Middleware + Middleware + Your Tech
Be sure your middleware plays nice with others, meaning partner tech. Much like your build and content pipeline, there’s a way that things get done at runtime. If you’re integrating middleware into existing technology, the middleware has to get along with your technology. Middleware should support pluggable allocation, file I/O, and other resource strategies. Double check that your middleware provider support infrastructure includes helping you work through integration of your own tools and other middleware. This is another place where a hidden cost can arise as you must rework either your code or the middleware to play nice.
Remember: It's Not a Game in a Box
Sometimes a little upfront work will pay massive dividends in the backend. You can’t install a game engine, and click a “make game button” – and that’s a good thing. Middleware is not “your game in a box” – if it was, everyone would be making your game.
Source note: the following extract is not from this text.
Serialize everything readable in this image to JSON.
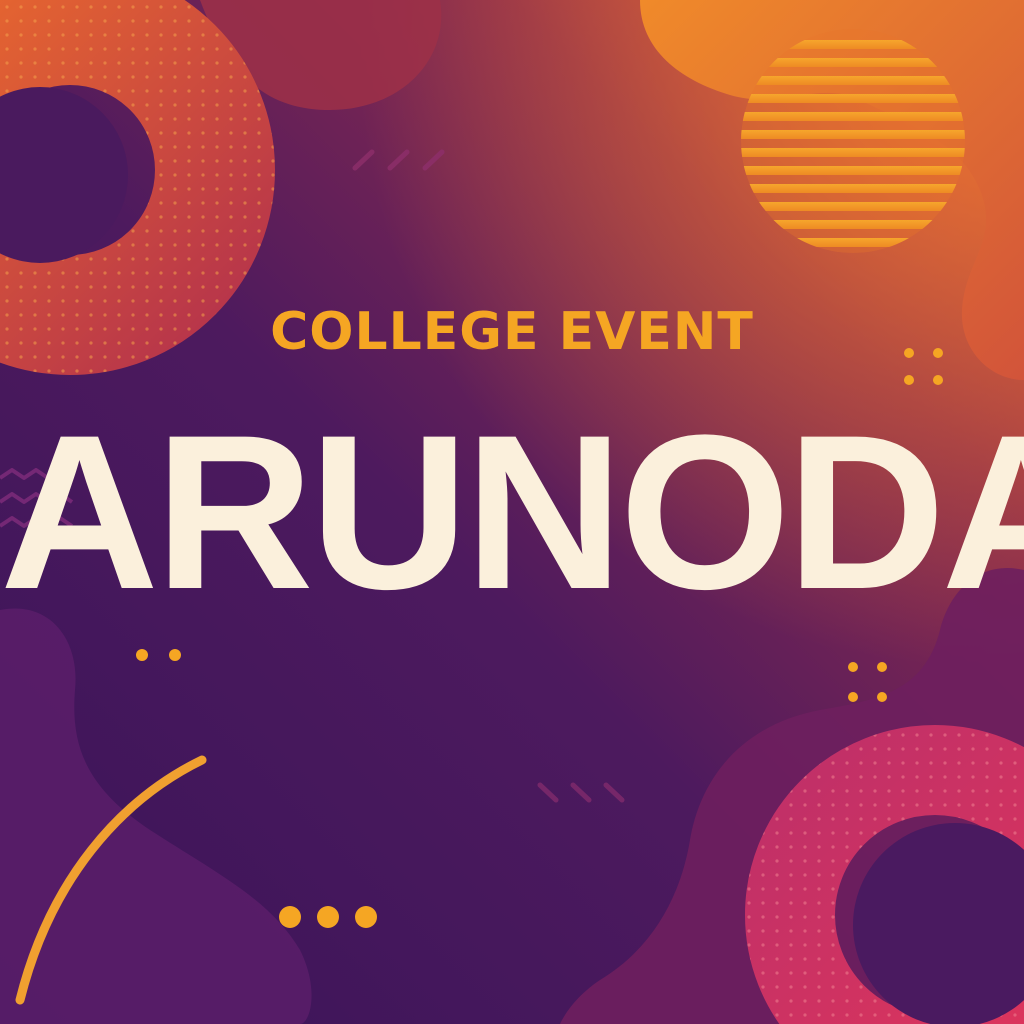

Good middleware is a framework that saves you from starting at 0% -- saving you months or development-years of effort. You’re still going to need to modify it for your genre, your title, and your studio. You’re still going to need to create game assets, and feed them through a production pipeline. But having a solid foundation that works with your internal tech and is flexible enough for your entire team to work with is an investment that you’ll reap for years to come. Not only look at out of the box, but look at middle of project, iteration, validity of code to be ready for shipment – all stages of your project need to be focused on when you’re looking at middleware and how to use it.